A TRIBUTE TO JACK JOHNSON

Miles Davis

 

Jazz Rock/Fusion

4.25 | 129 ratings

From Progarchives.com, the ultimate progressive rock music website

The Quiet One
Prog Reviewer
4 stars A Tribute to Rock & Roll

You may have wondered when listening to 'In a Silent Way' and 'Bitches Brew', where's exactly the rock part of these jazz improvisations? Well, the rock aspects on those albums are indeed subtle, more so in 'In a Silent Way', however this is where 'A Tribute to Jack Johnson' comes to the scene, Miles finally pulled off an album that 'rock' fans could identify themselves with.

Please, if you have purchased this, don't play it on your computer, just put it on your CD player, set the volume to 11 and prepare yourself to be blown-away literally. Immediately with McLaughlin's bluesy and powerful chords, Cobham's steady beat and Henderson's splendid bass line, you'll know that Miles Davis has finally added real 'rock' to his music.
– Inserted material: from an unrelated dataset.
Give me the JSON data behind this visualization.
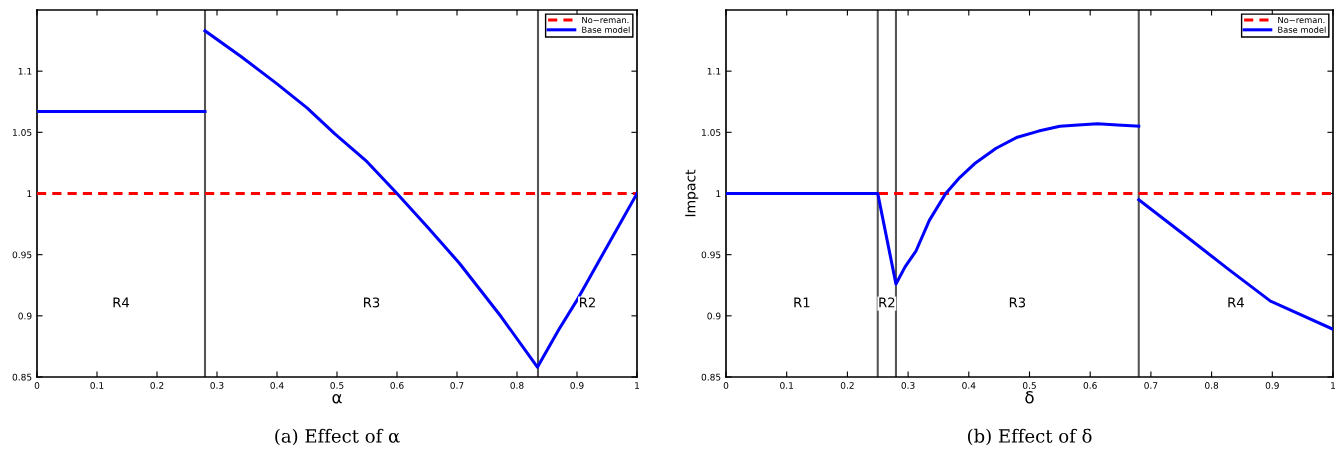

It's only a matter of time until Miles appears with his energetic trumpet and makes this 27 minute "rock jazz" (not jazz rock) jam what it is. If you're not a fan of long rock jams, I doubt you can get through this, but if you're able to keep yourself awake through 27 minutes of pure energy, this is one heck of a treat! All players are shifting lines and rhythms and making this one of the most enjoyable simple rock tunes ever! However, Herbie Hancock doesn't appear till minute 15, and Jesus Christ! The way he appears out of nowhere is totally awesome and ROCKIN'! He's playing an ol' Organ and it sounds amazing. Definitely any real 'rock' fan must listen to this.

The second and final track entitled 'Yesternow' is quite a different treat, though. It sends you back to the 'In a Silent Way' time, both stylistically and literally, since Miles decided to cut a part of 'Shhh/Peaceful' and paste it in the middle of 'Yesternow', yeah odd, but it suits well. The first half of this tune is quite gentle and hypnotic, a solid bass line going on and some wah-wah guitar and trumpet appearances. However, after the re-appearance of 'Shhh/Peaceful', the tune gets groovier with a change of bass line, but still the song is rather calm in 'rock' terms. Definitely this doesn't stand up to the standards of the opener, though it's decent by its own means, but it could have been much better.

Not a masterpiece, that's clear because one half of the album isn't really great and the first half is actually a jam, but what a jam it is! It's such a jam that it makes the album worth of buying alone. Of course, if you're one of those who has been "fooled" when they told you that 'Bitches Brew' and 'In a Silent Way' were jazz rock albums, this album will cure your sorrow.

4 stars, not less nor more. An excellent "rock jazz" addition to any prog rock or jazz rock music collection. An essential album if you're a fan of long rock jams, this album is one of the many unique releases by Miles Davis.